Re: several messages about New Vocabularies in text/html

David Carlisle wrote:

>>  _Doubling_ the number of elements allowed in text/html just so that all
>>  those elements can be ignored seems like a fundamentally bad idea. (It also
>> more than doubles the number of elements that the parser has to know about.)
> 
> 
> Why is it necessary to mention the content mathml elements in html5?
> So long as the html5 parser knows to get from <foo> to </foo> and has
> generic rules on fixing things up if the input isn't well formed.
> The rule doesn't need to know anything about the specific elements
> inside the annotation-xml, just when you get to the </annotation-xml>
> close any open elements on the stack of open elements until you get back
> in sync. (If </annotation-xml>) is missing as well it would be inserted
> by the rules for fixing up the <semantics> or some other ancestor that
> is closed.
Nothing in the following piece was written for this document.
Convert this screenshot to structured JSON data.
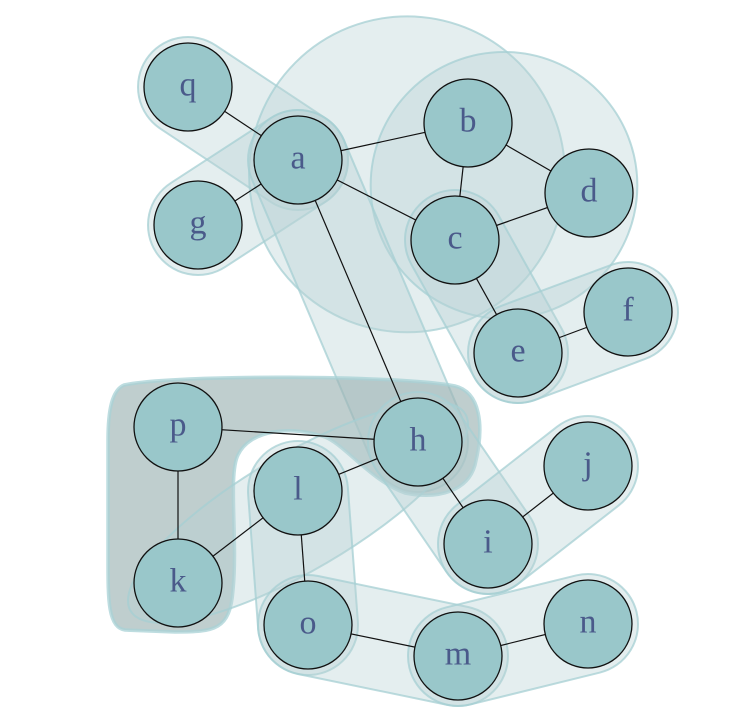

There will of course be details to sort out, but html needs
> this anyway, surely?  Aside from mathematics, what happens if I just
> stick <foo><wobble>Hello</wobble> <wobble>world</wobble></foo> in the
> middle of a paragraph? Surely you have rules to get a consistent DOM out
> of that without having any special knowledge of these elements don't
> you?

It depends if you want them to end up in the correct namespace in the DOM or 
not. If they don't end up in the correct namespace then the seamless 
export-to-computer-algebra use case will not work without changes to the 
importing application. If we are going to require such changes anyway we could 
just make <annotation-xml> parse as CDATA in the HTML5 parser and let the 
importing application do the conversion to a Content MathML DOM itself.

-- 
"Eternity's a terrible thought. I mean, where's it all going to end?"